El leitmotiv del 44º Festival de Cine de Terror de Molinos de Rey será “J-Horror, más allá del susto”, y con él celebraremos el legado del terror japonés, del 7 al 16 de noviembre de 2025.
Molinos de Rey, 10 de junio de 2025 — En 2000, el cineasta japonés Takashi Shimizu presentaba Ju-on, primera entrega de una emblemática y prolífica estirpe cinematográfica. Este año se celebra el 25 aniversario de su estreno y el Festival de Cine de Terror de Molinos de Rey 2025 se suma a la conmemoración dedicando esta edición al J-Horror —terror japonés—, que tanto marcó la entrada en el nuevo milenio. En este género, el folclore japonés y la tecnología moderna (cintas de vídeo, teléfonos y ordenadores) se daban la mano. Este cine apostaba por la atmósfera y el malestar psicológico, con fantasmas como el’onryō —figuras femeninas de ultratumba en busca de venganza— convertidos en iconos muy populares. A pesar de los presupuestos ajustados, el J-Horror genera inquietud todavía hoy, gracias a una estética depurada, su simbolismo, el ritmo pausado y la capacidad de hablarnos de la absurdidad de la vida moderna a través de traumas, historias de soledad y terror existencial.
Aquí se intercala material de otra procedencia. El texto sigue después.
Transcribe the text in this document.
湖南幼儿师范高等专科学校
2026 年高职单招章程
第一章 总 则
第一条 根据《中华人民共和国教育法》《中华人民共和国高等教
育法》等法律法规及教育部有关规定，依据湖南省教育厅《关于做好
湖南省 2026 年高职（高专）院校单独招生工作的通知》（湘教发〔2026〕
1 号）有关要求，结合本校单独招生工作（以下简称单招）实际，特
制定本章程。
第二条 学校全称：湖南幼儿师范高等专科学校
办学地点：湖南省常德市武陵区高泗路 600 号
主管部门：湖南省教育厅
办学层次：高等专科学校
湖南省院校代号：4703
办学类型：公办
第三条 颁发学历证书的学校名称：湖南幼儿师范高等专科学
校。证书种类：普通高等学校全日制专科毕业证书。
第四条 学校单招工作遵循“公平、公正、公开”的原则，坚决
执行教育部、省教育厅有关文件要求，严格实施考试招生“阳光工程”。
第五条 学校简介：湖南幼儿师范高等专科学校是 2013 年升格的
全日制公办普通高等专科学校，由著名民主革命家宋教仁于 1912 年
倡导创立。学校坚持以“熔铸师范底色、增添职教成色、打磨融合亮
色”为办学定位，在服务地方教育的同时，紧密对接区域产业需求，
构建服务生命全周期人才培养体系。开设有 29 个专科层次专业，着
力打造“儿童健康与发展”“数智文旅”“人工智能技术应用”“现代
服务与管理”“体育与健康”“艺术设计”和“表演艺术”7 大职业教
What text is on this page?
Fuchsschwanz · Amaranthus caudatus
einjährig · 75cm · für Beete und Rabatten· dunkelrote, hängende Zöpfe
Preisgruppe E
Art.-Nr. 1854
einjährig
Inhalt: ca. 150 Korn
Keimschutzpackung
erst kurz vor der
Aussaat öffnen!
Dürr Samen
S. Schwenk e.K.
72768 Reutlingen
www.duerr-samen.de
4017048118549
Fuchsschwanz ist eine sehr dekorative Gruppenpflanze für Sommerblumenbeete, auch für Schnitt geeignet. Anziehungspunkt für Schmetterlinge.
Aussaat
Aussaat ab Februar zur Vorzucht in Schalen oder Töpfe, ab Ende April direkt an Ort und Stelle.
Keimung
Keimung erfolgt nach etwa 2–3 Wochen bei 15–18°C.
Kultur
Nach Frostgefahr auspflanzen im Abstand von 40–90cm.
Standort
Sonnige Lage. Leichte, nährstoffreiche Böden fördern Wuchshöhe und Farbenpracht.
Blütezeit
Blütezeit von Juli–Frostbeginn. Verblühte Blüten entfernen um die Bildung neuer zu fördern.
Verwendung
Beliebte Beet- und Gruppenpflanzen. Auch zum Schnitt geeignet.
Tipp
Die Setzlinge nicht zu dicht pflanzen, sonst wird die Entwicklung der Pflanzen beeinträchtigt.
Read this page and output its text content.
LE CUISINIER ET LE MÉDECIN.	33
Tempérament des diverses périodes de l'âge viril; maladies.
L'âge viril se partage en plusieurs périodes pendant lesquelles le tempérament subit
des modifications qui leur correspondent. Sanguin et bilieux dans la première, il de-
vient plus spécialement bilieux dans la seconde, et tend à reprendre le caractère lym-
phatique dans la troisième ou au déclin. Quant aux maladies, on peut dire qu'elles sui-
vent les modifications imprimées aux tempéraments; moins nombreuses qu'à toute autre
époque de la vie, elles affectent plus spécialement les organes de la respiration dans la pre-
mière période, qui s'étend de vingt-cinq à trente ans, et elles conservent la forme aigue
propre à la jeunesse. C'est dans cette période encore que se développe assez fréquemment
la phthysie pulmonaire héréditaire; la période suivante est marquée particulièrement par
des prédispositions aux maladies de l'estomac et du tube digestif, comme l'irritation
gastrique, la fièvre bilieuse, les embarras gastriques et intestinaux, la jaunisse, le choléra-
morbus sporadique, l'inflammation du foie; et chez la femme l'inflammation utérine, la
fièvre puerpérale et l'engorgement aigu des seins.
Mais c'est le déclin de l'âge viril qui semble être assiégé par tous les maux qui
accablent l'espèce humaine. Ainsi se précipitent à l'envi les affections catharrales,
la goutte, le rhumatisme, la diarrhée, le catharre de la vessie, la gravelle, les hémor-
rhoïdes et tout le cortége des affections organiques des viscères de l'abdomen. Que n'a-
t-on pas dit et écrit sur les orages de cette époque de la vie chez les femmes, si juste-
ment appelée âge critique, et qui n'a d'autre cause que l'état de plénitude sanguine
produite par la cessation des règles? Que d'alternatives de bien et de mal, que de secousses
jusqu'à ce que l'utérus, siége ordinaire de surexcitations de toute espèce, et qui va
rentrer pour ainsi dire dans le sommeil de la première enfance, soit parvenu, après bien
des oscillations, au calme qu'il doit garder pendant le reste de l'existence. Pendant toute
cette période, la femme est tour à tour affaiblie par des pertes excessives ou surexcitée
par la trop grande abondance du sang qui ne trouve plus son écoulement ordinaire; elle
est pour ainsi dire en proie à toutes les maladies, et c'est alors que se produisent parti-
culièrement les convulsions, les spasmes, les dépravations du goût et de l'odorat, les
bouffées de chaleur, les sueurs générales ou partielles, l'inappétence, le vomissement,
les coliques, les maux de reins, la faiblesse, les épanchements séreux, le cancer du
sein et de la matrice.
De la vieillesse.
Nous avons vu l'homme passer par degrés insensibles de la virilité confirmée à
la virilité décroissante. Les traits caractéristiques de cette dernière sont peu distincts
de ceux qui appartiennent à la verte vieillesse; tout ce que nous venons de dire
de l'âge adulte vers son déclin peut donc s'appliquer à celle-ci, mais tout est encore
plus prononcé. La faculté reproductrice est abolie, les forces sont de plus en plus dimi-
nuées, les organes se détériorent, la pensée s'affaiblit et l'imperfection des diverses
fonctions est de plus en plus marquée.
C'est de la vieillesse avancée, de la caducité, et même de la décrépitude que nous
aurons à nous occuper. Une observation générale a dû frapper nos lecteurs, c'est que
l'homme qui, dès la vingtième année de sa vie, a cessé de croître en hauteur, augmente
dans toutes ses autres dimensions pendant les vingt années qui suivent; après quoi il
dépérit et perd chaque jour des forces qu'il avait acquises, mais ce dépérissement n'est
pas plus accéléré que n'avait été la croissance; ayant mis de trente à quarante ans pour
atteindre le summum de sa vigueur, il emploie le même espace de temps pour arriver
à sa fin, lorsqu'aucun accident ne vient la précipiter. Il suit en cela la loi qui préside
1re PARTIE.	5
J-Horror, más allá del susto es el leitmotiv que acompañará a esta 44ª edición del festival, que tendrá lugar del 7 al 16 de noviembre, con el Teatro de La Peni como sede principal.
Ponemos en marcha la cuenta atrás para el inicio de I TerrorMolins 2025 con este texto:
“En los años noventa había reinado el slasher desacomplejado y un punto paródico de Chucky, Scream, Y Still Know What You Did Last Summer… Pero la entrada en el nuevo milenio coincidió con el boom del J-Horror, un bocadillo de aire fresco que revitalizó el género con películas (y videojuegos) donde fantasmas vengativos asustaban al personal. Ju-on y Ju-on 2 son del año 2000 y se distribuyeron directamente para vídeo, pero su éxito boca-oreja permitió a Takashi Shimizu rodar dos años después, con más medios, Ju-on: The Grudge, más secuela que remake.
La terrible historia tiene su origen en una casa de Tokio, cuando Takeo Saeki, convencido de que su mujer le es infiel, le asesina brutalmente y hace lo mismo con su hijo Toshio (y con el gato). En Ju-on encontramos la temática clásica de casa encantada (personaje central del filme) y un fantasma vengativo o onryō. La mayoría de los onryō son mujeres que habían sido maltratadas en vida por sus padres, maridos o amantes y tienen una apariencia inconfundible con raíces en el teatro Kabuki: pelo negro despeinado y larguísimo, maquillaje ultrapálido y kimono blanco de luto. Según la creencia popular, cuando alguien muere víctima de la ira engendra una maldición que se instala en los lugares por los que se movía y donde murió. Si entras en uno de estos sitios o contactos con alguien maldito, serás víctima y pasarás a propagarla como si fuera un virus.
Dos años antes, Sadako saliendo del televisor en Ringu (Hideo Nakata, 1998) había puesto el J-Horror en el mapa, con el arquetipo del fantasma del pozo y el simbolismo del agua estancada asociada a la muerte, que también encontraremos en Dark Water (Hideo Nakata, 2002). Cineastas de culto como el prolífico Takashi Miike subieron al carro con Chakushi ari (Llamada perdida) en 2003, donde repetía los efectivos clichés del subgénero, lejos de la densa e inclasificable Ôdishon (Audition) con la que nos maravilló en 1999 (ambas las veramos en 1999).
En los últimos años, la fiebre por el J-Horror parece haberse apaciguado, después de jugosos crossovers como Sadako vs. Kayako (2016), que mezcla sin complejos las mitologías de Ringu y Ju-on. Pero, por ejemplo, el pasado año Kôji Shiraishi firmó House of Sayuri, también con casa encantada, y en el 2022 se estrenó Kisaragi Station, de Jirô Nagae, sobre una estación de tren maldita. Agárrate fuerte en el sillón, la chica de cara blanquísima y cabellera negra inacabable puede aparecer cuando menos te lo esperes!!”